CHAPTER
I. The Curtain Rises on a Home
II. Richard Changes His Plans
III. While It Rains
IV. Pictures
V. Richard Pricks His Fingers
VI. Unsustained Application
VII. A Traitorous Proceeding
VIII. Roses Red
IX. Mr. Kendrick Entertains
X. Opinions and Theories
XI. “The Taming of the Shrew”
XII. Blankets
XIII. Lavender Linen
XIV. Rapid Fire
XV. Making Men
XVI. Encounters
XVII. Intrigue
XVIII. The Nailing of a Flag
XIX. In the Morning
XX. Side Lights
XXI. Portraits
XXII. Roberta Wakes Early
XXIII. Richard Has Waked Earlier
XXIV. The Pillars of Home
XXV. A Stout Little Cabin
CHAPTER I
THE CURTAIN RISES ON A HOME
None of it might ever have happened, if Richard Kendrick had gone into the house of Mr. Robert Gray, on that first night, by the front door. For, if he had made his first entrance by that front door, if he had been admitted by the maidservant in proper fashion and conducted into Judge Calvin Gray’s presence in the library, if he had delivered his message, from old Matthew Kendrick, his grandfather, and had come away again, ushered out of that same front door, the chances are that he never would have gone again. In which case there would have been no story to tell.

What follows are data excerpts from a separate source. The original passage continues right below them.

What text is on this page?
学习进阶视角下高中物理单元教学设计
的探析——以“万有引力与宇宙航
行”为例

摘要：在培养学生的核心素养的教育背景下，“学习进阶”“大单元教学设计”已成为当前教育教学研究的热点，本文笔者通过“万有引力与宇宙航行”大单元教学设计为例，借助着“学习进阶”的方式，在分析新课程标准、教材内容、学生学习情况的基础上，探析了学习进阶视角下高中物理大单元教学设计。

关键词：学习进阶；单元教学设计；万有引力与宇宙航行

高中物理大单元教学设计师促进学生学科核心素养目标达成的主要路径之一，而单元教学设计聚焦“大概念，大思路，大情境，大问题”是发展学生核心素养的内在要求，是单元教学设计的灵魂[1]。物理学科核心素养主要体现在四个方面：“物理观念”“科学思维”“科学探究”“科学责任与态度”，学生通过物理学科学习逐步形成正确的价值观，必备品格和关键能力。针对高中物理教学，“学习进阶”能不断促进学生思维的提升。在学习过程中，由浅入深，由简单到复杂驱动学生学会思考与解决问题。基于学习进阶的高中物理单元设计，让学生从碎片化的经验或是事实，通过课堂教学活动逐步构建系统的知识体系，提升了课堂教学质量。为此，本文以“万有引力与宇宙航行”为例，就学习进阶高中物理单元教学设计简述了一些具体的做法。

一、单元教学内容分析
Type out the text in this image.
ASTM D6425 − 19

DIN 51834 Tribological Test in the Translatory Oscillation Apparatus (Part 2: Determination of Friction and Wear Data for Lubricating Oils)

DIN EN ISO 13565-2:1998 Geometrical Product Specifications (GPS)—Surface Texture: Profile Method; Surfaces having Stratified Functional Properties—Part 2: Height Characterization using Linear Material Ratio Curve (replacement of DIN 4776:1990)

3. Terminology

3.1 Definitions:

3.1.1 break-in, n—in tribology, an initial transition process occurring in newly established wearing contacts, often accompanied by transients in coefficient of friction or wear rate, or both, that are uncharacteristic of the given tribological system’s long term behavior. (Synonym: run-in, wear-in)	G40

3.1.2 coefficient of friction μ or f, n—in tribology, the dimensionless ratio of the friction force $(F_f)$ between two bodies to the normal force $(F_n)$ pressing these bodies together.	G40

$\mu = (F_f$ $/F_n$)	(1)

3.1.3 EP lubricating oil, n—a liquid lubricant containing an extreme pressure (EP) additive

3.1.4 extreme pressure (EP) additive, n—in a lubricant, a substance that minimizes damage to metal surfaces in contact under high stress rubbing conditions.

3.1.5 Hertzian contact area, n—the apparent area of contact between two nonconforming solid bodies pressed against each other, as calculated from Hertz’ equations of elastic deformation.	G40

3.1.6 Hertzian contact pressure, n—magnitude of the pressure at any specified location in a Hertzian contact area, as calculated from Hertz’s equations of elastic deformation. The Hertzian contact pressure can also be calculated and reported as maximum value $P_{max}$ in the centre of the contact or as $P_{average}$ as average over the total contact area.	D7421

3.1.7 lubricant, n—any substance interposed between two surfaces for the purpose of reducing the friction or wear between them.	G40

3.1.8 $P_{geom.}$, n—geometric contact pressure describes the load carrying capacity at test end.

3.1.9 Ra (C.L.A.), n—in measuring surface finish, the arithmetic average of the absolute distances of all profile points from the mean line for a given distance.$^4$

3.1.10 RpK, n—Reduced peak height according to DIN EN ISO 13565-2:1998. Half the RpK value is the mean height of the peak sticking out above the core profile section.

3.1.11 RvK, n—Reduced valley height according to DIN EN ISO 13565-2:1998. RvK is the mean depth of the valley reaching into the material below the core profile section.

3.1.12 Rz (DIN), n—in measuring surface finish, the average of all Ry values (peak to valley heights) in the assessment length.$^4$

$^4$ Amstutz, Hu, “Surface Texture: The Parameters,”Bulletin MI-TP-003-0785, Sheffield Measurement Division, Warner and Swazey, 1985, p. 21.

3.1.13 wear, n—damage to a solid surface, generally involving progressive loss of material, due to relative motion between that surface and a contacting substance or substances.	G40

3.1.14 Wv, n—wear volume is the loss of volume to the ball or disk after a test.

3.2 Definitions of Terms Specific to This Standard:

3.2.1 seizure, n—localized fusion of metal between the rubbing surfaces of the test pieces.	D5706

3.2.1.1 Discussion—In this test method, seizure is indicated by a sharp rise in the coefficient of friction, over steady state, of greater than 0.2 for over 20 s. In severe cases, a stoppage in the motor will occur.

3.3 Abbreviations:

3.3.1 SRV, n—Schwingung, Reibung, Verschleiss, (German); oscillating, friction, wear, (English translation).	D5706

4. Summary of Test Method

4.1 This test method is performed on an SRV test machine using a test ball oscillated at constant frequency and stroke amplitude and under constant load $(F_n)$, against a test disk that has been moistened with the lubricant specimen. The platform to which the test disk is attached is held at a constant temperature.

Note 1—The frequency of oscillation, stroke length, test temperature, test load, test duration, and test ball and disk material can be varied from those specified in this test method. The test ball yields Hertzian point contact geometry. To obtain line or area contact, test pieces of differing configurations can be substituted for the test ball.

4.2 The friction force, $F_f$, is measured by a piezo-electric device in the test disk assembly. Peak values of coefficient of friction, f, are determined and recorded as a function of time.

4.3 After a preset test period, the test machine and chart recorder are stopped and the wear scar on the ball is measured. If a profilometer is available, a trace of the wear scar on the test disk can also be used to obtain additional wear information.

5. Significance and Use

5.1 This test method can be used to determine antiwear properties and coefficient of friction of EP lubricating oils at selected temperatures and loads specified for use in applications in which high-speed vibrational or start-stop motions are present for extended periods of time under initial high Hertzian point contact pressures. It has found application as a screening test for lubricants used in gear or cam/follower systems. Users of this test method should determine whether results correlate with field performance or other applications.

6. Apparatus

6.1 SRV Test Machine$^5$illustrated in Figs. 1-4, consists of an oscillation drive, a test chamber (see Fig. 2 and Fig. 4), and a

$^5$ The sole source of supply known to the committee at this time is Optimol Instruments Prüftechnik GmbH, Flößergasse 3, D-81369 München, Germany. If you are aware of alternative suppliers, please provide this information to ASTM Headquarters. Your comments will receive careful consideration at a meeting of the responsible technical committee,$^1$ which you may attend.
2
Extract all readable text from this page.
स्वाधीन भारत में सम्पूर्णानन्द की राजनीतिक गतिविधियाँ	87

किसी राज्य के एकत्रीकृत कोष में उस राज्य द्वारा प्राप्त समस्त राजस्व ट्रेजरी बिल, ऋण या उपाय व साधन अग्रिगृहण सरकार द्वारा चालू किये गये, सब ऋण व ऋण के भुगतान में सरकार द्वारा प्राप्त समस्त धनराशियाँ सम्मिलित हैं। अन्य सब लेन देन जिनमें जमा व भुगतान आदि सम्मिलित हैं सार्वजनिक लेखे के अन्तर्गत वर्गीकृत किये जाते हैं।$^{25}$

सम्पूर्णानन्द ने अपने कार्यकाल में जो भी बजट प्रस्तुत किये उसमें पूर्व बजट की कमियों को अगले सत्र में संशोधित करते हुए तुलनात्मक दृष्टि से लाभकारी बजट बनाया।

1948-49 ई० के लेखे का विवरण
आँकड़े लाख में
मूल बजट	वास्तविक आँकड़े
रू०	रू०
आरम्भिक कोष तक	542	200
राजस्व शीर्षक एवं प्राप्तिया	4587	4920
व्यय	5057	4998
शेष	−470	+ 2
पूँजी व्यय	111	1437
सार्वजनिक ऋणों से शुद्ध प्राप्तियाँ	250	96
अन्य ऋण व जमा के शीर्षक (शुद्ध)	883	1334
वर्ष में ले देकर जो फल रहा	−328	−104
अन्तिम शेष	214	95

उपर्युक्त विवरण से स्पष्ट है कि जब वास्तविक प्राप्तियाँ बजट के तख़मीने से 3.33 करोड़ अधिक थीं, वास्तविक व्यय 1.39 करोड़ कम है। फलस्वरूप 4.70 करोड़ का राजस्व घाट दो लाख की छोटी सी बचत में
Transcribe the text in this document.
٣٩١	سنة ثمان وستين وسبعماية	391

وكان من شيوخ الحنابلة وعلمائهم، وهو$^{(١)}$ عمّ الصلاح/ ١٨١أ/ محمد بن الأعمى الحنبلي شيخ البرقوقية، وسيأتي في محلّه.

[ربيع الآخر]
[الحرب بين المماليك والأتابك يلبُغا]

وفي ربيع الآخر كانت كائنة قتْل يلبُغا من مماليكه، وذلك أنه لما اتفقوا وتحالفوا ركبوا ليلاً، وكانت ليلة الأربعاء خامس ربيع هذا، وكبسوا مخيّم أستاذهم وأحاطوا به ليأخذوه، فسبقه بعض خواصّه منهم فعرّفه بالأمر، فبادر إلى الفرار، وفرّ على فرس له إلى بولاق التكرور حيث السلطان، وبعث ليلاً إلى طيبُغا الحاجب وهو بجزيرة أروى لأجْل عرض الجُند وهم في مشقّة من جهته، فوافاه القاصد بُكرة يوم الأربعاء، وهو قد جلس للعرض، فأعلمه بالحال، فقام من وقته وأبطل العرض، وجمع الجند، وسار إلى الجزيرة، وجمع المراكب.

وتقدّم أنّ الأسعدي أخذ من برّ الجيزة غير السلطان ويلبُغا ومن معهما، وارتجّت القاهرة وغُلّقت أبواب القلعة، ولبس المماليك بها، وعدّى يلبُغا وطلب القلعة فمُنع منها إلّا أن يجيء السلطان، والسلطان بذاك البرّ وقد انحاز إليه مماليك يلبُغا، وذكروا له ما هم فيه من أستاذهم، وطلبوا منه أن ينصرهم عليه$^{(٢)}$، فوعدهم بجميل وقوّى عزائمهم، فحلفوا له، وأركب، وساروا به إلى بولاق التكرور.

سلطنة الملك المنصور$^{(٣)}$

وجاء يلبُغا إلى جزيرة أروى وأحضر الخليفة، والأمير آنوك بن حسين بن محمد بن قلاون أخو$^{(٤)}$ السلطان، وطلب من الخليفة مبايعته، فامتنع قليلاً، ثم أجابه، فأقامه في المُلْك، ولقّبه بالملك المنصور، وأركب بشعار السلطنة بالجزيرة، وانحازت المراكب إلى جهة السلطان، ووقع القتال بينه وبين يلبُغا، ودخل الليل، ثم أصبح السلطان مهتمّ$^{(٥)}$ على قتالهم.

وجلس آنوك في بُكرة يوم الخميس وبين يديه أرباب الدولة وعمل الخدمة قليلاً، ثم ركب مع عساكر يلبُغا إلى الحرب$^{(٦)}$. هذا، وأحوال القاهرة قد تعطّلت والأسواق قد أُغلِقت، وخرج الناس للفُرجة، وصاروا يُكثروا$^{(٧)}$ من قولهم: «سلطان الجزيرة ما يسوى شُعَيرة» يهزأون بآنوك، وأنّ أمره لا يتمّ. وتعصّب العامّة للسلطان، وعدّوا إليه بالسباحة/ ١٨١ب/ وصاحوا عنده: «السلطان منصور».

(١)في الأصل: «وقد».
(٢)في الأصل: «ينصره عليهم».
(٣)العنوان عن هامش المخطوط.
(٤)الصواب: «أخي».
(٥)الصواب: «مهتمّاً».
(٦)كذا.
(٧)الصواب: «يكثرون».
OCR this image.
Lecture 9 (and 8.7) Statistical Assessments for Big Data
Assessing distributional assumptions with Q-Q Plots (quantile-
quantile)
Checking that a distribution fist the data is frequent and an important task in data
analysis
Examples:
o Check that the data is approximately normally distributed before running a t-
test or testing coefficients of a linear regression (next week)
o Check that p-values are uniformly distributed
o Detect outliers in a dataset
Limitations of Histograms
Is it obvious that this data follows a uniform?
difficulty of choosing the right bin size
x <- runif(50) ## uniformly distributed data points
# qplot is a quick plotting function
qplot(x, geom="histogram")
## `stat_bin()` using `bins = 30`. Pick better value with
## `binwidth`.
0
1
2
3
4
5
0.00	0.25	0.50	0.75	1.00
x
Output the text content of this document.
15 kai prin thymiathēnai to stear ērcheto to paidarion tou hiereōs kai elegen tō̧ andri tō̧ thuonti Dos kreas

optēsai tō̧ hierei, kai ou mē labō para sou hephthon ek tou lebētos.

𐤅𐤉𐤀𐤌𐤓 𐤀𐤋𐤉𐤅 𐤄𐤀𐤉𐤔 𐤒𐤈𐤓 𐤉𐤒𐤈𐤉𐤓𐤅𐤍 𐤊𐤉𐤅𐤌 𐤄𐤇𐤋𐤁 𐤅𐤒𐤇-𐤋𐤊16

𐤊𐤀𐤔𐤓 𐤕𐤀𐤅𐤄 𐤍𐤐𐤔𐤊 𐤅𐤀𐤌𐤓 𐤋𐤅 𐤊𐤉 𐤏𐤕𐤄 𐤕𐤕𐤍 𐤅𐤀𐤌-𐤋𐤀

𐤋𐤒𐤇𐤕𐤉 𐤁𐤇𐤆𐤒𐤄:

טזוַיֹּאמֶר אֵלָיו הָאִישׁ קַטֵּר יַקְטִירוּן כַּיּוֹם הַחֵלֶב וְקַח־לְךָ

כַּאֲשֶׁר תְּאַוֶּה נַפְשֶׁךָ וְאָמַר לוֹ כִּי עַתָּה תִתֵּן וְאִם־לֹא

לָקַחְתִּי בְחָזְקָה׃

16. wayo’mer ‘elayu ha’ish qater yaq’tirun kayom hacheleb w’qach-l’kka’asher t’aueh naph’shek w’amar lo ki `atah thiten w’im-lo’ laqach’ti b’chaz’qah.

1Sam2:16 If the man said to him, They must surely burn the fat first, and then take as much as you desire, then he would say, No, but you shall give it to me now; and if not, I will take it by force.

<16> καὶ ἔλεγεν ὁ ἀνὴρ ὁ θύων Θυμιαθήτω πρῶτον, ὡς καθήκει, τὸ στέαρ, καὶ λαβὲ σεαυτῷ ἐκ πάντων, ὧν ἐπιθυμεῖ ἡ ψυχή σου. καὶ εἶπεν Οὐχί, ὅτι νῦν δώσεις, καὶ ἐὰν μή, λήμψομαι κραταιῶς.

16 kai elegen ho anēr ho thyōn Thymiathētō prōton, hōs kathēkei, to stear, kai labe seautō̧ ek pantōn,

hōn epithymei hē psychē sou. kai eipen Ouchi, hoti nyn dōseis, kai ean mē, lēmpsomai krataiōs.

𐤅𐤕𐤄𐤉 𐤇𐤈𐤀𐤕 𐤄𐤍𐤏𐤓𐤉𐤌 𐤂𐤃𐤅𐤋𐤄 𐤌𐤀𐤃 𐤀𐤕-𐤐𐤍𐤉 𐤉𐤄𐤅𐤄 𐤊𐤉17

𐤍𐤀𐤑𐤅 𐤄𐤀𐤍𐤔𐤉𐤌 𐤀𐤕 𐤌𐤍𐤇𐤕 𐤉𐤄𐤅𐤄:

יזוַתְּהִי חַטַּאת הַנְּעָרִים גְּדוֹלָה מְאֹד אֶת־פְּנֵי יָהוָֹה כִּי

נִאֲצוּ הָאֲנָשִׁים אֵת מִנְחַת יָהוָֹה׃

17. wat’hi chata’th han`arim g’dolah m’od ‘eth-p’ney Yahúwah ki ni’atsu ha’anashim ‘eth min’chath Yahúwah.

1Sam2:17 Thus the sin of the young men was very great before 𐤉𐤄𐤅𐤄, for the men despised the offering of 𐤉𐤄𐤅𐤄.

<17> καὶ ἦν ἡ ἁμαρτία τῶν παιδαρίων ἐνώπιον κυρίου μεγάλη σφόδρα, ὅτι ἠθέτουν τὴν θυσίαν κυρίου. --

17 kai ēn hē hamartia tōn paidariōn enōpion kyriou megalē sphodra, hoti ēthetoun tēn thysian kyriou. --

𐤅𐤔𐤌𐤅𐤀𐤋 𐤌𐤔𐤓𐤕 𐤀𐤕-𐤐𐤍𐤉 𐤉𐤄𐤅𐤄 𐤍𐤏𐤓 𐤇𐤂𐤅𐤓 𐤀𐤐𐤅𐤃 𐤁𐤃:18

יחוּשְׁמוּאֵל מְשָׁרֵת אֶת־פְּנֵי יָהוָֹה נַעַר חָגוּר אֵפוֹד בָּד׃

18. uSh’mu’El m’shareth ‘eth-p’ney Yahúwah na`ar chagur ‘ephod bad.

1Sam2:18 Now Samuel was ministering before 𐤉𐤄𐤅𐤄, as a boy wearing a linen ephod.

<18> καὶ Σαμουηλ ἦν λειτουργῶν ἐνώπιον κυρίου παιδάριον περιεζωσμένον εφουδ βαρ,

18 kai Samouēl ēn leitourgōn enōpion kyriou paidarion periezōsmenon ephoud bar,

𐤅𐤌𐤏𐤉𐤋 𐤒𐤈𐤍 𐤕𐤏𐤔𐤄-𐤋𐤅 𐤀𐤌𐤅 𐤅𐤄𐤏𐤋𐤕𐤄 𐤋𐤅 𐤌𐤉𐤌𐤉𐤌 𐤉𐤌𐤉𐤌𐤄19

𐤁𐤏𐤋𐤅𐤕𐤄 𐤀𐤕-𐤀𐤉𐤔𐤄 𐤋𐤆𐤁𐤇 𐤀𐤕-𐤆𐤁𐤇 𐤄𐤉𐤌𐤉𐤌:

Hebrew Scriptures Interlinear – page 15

It all came about—or so it seems—from its being a very rainy night in late October, and from young Kendrick’s wearing an all-concealing motoring rain-coat and cap. He had been for a long drive into the country, and had just returned, mud-splashed, when his grandfather, having taken it into his head that a message must be delivered at once, requested his grandson to act as his messenger.
So the young man had impatiently bolted out with the message, had sent his car rushing through the city streets, and had become a still muddier and wetter figure than before when he stood upon the porch of the old Gray homestead, well out in the edge of the city, and put thumb to the bell.
His hand was stayed by the shrill call of a small boy who dashed up on the porch out of the dusk. “You can’t get in that way,” young Ted Gray cried. “Something’s happened to the lock—they’ve sent for a man to fix it. Come round to the back with me—I’ll show you.”
So this was why Richard Kendrick came to be conducted by way of the tall-pillared rear porch into the house through the rear door of the wide, central hall. There was no light at this end of the hall, and the old-fashioned, high-backed settee which stood there was in shadow.